Answering the needs of medical professionals 

That’s why OpenEvidence is doing foundational work to ground its LLM in ways that specifically support the medical field, where researchers prize accuracy and currency above all else.  

By the fall of 2023, some 10,000 clinicians had created OpenEvidence accounts, based on the chatbot’s performance in Mayo Clinic Platform Accelerate. OpenEvidence is now challenging UpToDate, the largest database of its kind, and one that has already built up a global user base of 2 million within the healthcare professions.  

However, UpToDate is human-written and human-edited, whereas OpenEvidence takes full advantage of increasingly sophisticated and interactive AI capabilities. Rather than input general queries, users can pose more specific questions based on their patient’s case. One user of both systems told Forbes that OpenEvidence provides superior time savings over its larger rival, producing answers in seconds, rather than the minutes needed by UpToDate.  

OpenEvidence can scan tens of thousands of peer-reviewed journals in its 35-million-article dataset, sparing its users the chore of scanning massive amounts of text. It delivers not only source citations along with its responses, but also the full text of the relevant sections of its citations. Its turnaround time for making new material accessible is around 24 hours. 

OpenEvidence also follows standard scientific protocol of ranking more-often-cited journals higher in its search results than those cited less frequently, resulting in a higher quality of results. 

Pushing LLMs to new heights 

In a remarkable achievement, as described by Daniel, OpenEvidence “has become the first AI in history to score above 90% on the United States Medical Licensing Examination (USMLE). Previously, AIs such as ChatGPT and Google’s Med-PaLM 2 have reported scores of 59% and 86%, respectively… A widely cited study published in the BMJ in 2016 estimated that medical errors were the third leading cause of death in the United States, after heart disease and cancer.
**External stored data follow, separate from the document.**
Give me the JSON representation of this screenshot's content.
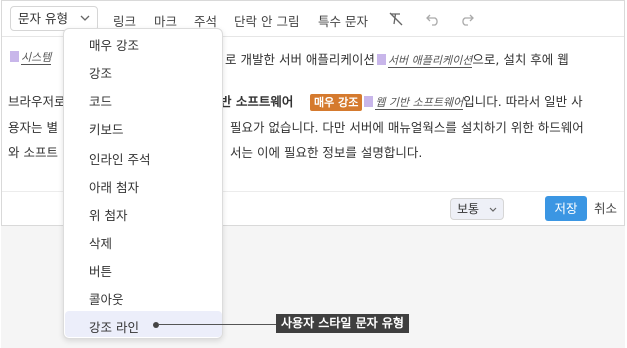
{
  "toolbar": {
    "style_select": "문자 유형",
    "link": "링크",
    "mark": "마크",
    "comment": "주석",
    "paragraph_no_image": "단락 안 그림",
    "special_char": "특수 문자"
  },
  "content": {
    "line1_a": "시스템",
    "line1_b": "로 개발한 서버 애플리케이션",
    "line1_c": "서버 애플리케이션",
    "line1_d": "으로, 설치 후에 웹",
    "line2_a": "브라우저로",
    "line2_b": "반 소프트웨어",
    "line2_chip": "매우 강조",
    "line2_c": "웹 기반 소프트웨어",
    "line2_d": "입니다. 따라서 일반 사",
    "line3_a": "용자는 별",
    "line3_b": "필요가 없습니다. 다만 서버에 매뉴얼웍스를 설치하기 위한 하드웨어",
    "line4_a": "와 소프트",
    "line4_b": "서는 이에 필요한 정보를 설명합니다."
  },
  "footer": {
    "size_select": "보통",
    "save": "저장",
    "cancel": "취소"
  },
  "dropdown": {
    "items": [
      "매우 강조",
      "강조",
      "코드",
      "키보드",
      "인라인 주석",
      "아래 첨자",
      "위 첨자",
      "삭제",
      "버튼",
      "콜아웃",
      "강조 라인"
    ]
  },
  "callout": {
    "label": "사용자 스타일 문자 유형"
  },
  "colors": {
    "accent": "#3b96e3",
    "chip": "#d57a2e",
    "marker": "#c8b6ea"
  }
}
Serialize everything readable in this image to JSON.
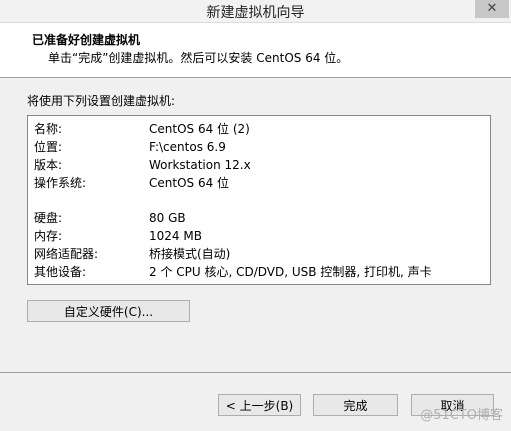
{
  "window": {
    "title": "新建虚拟机向导",
    "close_glyph": "✕"
  },
  "header": {
    "title": "已准备好创建虚拟机",
    "subtitle": "单击“完成”创建虚拟机。然后可以安装 CentOS 64 位。"
  },
  "intro": "将使用下列设置创建虚拟机:",
  "settings": [
    {
      "label": "名称:",
      "value": "CentOS 64 位 (2)"
    },
    {
      "label": "位置:",
      "value": "F:\\centos 6.9"
    },
    {
      "label": "版本:",
      "value": "Workstation 12.x"
    },
    {
      "label": "操作系统:",
      "value": "CentOS 64 位"
    },
    {
      "label": "硬盘:",
      "value": "80 GB"
    },
    {
      "label": "内存:",
      "value": "1024 MB"
    },
    {
      "label": "网络适配器:",
      "value": "桥接模式(自动)"
    },
    {
      "label": "其他设备:",
      "value": "2 个 CPU 核心, CD/DVD, USB 控制器, 打印机, 声卡"
    }
  ],
  "buttons": {
    "customize": "自定义硬件(C)...",
    "back": "< 上一步(B)",
    "finish": "完成",
    "cancel": "取消"
  },
  "watermark": "@51CTO博客"
}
At that scale, any system that could augment a physician and reduce medical errors on an absolute basis by even 5-10% would be extraordinarily impactful to the lives of tens of thousands of patients in the United States alone.”

Chung says that “results like this bring into stark relief the fact that ChatGPT is simply not at the accuracy threshold for it to be usable in a clinical setting.”

Nadler continues: “OpenEvidence is a retrieval-augmented language model system (like a language models-meets-a-medical search engine), so it is not pulling answers from just its weights (which risks hallucination) like ChatGPT does; rather it goes out and finds the relevant clinical trials and guidelines and reads them, and answers on that basis, which also makes it current (ChatGPT keeps telling you it knows nothing about the BA.5 COVID variant since its knowledge is cutoff in September 2021). Also, critically, OpenEvidence provides citations and sources, so physicians can trace and trust the answers.” 

LLMs are revolutionary in their ability to mimic human intelligence and increase productivity in almost every industry. It’s clear, however, that researchers must address serious issues with accuracy and limitations on training—especially if medicine, the law, and other “accuracy-critical” domains are to benefit from LLMs. That’s why Open Evidence’s work is so exciting: it represents a foundational step toward LLMs reaching their full potential.